# "Soundtrack" Music



## RandomlySet (Jul 10, 2007)

Ok, so just watching Paul Daltons latest video of the "engine out Porsche Carrera" detail... And I got thinking about the music he uses....

I've also noticed the same on his past videos, some of VXR Marcs and other people that make detailing videos... Where do you get these types of tunes from? Instead of using some dance/hip-hop music they may put a viewer off, I find that this kind of intsrumental music works really well, but wouldn't have a clue where to look, or what artists to check out....

Any help would be great,

Cheers,

Mat

:thumb:


----------



## Auto Finesse (Jan 10, 2007)

Depends what type of tunes you want, im not really a fan of that trancy stuff some people use, i just use tracks i like and be done with it 

Beatport is a good place to start, but remember its not really aloud, you should buy royalty free music if you want to use it in promotional videos  or get permission.


----------



## RandomlySet (Jul 10, 2007)

cheers fella... I've experimented with videos lately, and just used tracks I like, but not everyone is into UKHH, old school hip hop etc.... The stuff I've seen Paul and other people (even stuff not detailing related) seems, well, "neutral"..... The music feels as though it has no influence on the viewer what-so-ever if that makes sense


----------



## Jed (Aug 1, 2010)

another, possibly free and definitely legal alternative would be to contact unsigned bands that you like the sound of, through facebook/myspace etc and ask if you could use a track in return for a link to their site and a credit at the end of the video. most unsigned bands would be up for that, but you will come across the odd **** that thinks he's the next Robbie Williams.


----------



## RandomlySet (Jul 10, 2007)

Sorry to bump again.... 

I've been asking around for local bands etc to share their music, in exchange to link exchange and full accreditation. I've also been looking online for albums, but the only "relaxing" ones I've found are the kind you'd have in a spa, or massage parlour or somewhere.....

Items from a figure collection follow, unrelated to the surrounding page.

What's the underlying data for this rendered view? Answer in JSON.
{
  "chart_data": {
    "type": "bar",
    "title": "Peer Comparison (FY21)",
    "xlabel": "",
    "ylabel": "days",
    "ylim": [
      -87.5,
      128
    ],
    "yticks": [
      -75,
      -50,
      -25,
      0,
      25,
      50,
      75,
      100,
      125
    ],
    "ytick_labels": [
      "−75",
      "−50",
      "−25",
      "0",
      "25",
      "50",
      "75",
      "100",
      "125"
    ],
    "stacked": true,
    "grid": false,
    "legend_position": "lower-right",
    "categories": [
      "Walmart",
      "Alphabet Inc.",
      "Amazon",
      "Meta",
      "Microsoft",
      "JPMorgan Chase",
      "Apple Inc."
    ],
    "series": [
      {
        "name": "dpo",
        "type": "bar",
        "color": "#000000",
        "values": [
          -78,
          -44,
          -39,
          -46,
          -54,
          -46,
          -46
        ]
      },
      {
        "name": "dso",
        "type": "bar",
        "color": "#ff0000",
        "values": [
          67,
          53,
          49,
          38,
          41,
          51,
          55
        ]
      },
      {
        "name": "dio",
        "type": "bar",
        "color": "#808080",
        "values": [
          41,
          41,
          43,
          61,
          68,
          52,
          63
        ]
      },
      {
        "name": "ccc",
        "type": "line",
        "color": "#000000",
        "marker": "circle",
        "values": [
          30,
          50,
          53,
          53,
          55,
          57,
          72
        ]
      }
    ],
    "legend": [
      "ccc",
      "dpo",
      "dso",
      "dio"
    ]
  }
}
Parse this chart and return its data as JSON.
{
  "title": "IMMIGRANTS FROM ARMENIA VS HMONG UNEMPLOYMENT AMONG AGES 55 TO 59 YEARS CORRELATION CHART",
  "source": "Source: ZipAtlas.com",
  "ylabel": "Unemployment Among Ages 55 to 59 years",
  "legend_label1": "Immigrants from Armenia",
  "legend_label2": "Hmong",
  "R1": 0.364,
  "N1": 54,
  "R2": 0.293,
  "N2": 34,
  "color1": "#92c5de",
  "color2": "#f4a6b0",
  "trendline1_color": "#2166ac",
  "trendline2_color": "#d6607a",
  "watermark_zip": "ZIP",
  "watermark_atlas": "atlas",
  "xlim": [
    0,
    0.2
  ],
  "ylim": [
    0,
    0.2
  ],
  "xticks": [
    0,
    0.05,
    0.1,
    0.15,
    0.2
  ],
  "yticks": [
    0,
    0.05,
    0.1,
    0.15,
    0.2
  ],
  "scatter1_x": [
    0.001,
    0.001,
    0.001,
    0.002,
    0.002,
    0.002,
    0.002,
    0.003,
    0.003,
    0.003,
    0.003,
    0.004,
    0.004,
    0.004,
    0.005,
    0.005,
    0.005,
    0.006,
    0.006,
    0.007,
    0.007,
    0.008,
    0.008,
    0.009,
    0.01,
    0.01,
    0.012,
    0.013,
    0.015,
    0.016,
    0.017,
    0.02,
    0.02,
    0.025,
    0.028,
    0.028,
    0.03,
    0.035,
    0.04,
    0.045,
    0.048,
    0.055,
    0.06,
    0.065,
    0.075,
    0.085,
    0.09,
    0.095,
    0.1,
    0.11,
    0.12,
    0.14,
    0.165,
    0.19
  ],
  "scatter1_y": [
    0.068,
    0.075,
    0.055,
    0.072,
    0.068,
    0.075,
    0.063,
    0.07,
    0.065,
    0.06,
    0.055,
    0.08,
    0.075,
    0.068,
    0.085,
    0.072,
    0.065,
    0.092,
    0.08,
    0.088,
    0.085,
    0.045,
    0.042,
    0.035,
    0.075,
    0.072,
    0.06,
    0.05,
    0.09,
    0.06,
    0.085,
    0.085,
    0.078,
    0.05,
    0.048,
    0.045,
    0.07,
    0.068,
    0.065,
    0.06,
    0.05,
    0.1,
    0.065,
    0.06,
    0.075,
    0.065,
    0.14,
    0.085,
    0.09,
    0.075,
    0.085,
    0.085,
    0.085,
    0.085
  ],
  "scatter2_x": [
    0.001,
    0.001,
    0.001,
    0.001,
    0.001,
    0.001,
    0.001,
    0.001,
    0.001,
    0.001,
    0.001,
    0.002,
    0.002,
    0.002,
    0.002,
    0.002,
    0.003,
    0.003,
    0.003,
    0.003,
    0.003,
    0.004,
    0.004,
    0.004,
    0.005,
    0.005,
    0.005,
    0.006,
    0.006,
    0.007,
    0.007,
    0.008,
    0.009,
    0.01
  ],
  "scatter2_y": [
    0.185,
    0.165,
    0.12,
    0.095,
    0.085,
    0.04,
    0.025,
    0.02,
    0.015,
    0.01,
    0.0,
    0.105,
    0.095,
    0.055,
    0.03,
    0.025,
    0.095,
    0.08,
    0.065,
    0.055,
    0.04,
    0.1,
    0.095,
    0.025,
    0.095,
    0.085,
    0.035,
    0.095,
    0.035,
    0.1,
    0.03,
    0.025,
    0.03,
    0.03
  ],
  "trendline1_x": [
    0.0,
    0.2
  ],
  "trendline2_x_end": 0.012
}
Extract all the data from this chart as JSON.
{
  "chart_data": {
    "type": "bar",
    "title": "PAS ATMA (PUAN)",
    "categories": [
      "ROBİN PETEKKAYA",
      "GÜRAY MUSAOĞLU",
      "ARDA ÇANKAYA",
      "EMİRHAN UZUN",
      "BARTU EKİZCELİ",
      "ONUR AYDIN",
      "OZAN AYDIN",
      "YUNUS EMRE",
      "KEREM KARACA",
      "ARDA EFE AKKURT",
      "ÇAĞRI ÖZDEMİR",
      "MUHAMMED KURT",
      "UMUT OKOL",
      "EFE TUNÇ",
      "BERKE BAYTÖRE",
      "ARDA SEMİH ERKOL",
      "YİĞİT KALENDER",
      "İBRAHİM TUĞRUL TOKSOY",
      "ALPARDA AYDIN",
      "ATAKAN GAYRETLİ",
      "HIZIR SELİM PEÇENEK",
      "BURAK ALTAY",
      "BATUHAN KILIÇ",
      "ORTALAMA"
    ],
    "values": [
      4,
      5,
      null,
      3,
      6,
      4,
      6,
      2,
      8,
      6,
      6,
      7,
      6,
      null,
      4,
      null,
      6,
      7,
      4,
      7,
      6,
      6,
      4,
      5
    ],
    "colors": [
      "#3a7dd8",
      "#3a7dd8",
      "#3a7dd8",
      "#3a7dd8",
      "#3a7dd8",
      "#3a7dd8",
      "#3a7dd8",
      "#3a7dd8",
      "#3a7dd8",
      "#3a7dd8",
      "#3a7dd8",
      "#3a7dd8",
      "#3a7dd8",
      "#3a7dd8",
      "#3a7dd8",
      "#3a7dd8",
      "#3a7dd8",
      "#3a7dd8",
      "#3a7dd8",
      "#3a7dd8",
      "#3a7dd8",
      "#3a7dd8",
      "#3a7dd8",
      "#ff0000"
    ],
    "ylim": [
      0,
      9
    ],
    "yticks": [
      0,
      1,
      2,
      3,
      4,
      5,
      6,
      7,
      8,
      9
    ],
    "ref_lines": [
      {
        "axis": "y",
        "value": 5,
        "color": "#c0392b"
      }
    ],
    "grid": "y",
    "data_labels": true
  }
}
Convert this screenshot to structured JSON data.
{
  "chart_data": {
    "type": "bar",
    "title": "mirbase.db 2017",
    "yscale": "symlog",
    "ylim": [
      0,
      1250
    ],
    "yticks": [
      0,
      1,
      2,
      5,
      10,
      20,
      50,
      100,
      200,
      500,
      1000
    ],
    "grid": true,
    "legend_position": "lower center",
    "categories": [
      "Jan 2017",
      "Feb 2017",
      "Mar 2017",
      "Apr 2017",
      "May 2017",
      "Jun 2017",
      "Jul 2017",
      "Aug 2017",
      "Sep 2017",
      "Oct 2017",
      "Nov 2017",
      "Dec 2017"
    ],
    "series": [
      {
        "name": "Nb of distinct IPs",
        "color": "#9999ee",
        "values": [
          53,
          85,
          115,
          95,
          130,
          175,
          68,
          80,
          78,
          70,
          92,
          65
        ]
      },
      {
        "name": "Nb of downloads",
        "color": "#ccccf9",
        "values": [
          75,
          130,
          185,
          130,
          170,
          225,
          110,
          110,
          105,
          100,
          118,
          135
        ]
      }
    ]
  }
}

Really want to good music. You know, the type you see on Top Gear and other TV programs when they show video montages etc......

Suggestions?


----------



## Auto Finesse (Jan 10, 2007)

You will need to look for royalty free music sites, but your going to pay anywhere between 7.99 -50.00 + for the right to use it.


----------



## RandomlySet (Jul 10, 2007)

Cheers dude... Is there anything you suggest? I know you said you go with what you like, but TBH, my taste in music isn't really appreciated by the masses (Nas, Roots Manuva, Dead Prez, all sorts of hip hop basically, and not charty stuff).... So I've been resorting to classics etc....

What I want really is something with very few words (or full instrumental) and will please everyone....


----------



## ITHAQVA (Feb 20, 2011)

You want ultra relaxing???? Check out Dark Ambient & all its sub styles :thumb:

Full instrumental guarenteed  Even if its a bit on the scary side for some. :devil:


----------



## RandomlySet (Jul 10, 2007)

not ultra relaxing. Just something nice, bit of a beat, but not too dancy..... god knows TBH! I'll keep scouting around as all I have that are instrumentals is Roots Manuva's album - Dub Come Save Me, and a few other tracks that have been dubbed (Jurrasic 5 - Action Satisfaction)


----------



## JenJen (Jun 30, 2010)

I have the music for pauls konzeg (my nickname for the car) 

Spoke to the man that compossed the music


----------